Dairy, which trades on its image of rolling pasture lands, has become one of the most emblematic all-island industries in the quarter century since the Good Friday Agreement.

“Dairy is Ireland’s flagship,” said Conor Mulvihill, director of Dairy Industry Ireland, a trade body. The industry is worth €13bn to the Republic of Ireland and 85,000 people are employed in it on both sides of the border. “It’s mental what is being proposed.”

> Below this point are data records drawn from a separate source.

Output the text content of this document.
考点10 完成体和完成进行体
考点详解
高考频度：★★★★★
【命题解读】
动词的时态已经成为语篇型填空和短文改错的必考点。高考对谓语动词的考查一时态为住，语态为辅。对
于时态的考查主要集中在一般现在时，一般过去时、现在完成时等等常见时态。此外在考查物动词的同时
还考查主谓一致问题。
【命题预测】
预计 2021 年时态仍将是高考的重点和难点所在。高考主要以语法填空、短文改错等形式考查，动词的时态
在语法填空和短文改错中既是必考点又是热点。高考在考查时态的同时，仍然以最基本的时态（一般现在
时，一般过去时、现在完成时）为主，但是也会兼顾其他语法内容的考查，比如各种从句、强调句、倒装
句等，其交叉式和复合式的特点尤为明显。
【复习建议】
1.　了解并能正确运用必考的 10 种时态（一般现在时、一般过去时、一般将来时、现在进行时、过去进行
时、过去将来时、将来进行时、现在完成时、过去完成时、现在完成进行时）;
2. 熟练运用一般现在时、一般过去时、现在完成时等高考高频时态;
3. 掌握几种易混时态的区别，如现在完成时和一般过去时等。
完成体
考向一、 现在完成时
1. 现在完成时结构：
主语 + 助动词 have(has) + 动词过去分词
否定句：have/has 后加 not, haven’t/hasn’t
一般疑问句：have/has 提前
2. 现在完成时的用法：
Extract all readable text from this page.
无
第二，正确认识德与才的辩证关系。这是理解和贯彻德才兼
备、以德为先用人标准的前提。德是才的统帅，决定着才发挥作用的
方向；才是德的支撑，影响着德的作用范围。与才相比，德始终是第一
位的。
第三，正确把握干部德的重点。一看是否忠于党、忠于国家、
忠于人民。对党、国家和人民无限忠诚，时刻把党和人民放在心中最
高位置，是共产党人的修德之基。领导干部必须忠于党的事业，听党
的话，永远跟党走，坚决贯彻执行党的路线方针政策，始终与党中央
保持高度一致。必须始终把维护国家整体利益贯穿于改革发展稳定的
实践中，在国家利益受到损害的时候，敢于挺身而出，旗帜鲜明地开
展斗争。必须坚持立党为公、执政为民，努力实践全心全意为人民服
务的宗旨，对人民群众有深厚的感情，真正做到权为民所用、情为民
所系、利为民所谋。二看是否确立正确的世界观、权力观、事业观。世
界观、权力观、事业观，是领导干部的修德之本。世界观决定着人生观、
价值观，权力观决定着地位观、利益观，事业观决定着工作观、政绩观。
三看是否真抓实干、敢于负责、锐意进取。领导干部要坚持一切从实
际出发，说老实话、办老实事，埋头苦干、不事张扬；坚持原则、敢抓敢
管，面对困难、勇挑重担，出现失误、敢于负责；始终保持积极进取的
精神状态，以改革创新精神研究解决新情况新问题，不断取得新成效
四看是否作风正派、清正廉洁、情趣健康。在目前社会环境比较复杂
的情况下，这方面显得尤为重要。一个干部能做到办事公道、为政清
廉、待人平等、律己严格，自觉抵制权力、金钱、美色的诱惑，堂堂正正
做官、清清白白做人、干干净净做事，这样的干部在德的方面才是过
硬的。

Whiskey is another industry with North-South supply chains that, since the Good Friday Agreement, has boomed, rising from just four two decades ago to 42 distilleries. Malt and grains cross the border every day, as does newly distilled spirit to be matured.

“It’s very important we have a single set of rules,” said William Lavelle, director of the Irish Whiskey Association. “If the protocol is in any way undermined or disapplied . . . it would just bring a whole range of new headaches.”

But other industries complain that the protocol has brought costly red tape that could make it difficult for some products, such as sausages, to be sold in Northern Ireland.

This week’s bill aims to introduce a “green lane” with no customs checks for goods from Britain that are staying in Northern Ireland and to end oversight of the rules by the European Court of Justice.

Mike Johnston, head of the Dairy Council for Northern Ireland, welcomed London’s recognition that there is no “one size fits all” approach.

But he said the worst-case scenario bill could mean “we would just have to stop buying grain” from Great Britain. The industry buys 400,000 tonnes a year, so “UK cereal farmers could lose out . . . there’s a lot hanging on this”.

UK officials were divided over the extent of the potential crisis. One said there were “misconceptions out there” and that industries selling into the bloc would continue with EU regulations.

But another said: “There’s obviously no fix. They’re stuffed. The dual regulatory regime can never work for agri.”

Dairy farmers said the risks were very real. The UK in 2021 authorised the use of an EU-banned insecticide, although London says it was not used in the end, and UK standards on gene editing are diverging from EU rules.

Charlie Weir, another farmer in County Armagh, regretted voting to leave the EU “because it’s just been one lie after another” from London. “Why, if the protocol is so bad, is Northern Ireland the only region in the UK that in the first quarter has grown?” he said.

“We could be left with higher costs and lower prices,” said another Armagh farmer who voted to stay in the EU and asked not to be named because of deep, enduring divisions in the region.

“The protocol is unbelievably good for Northern Ireland — it’s just the best of both worlds,” he said.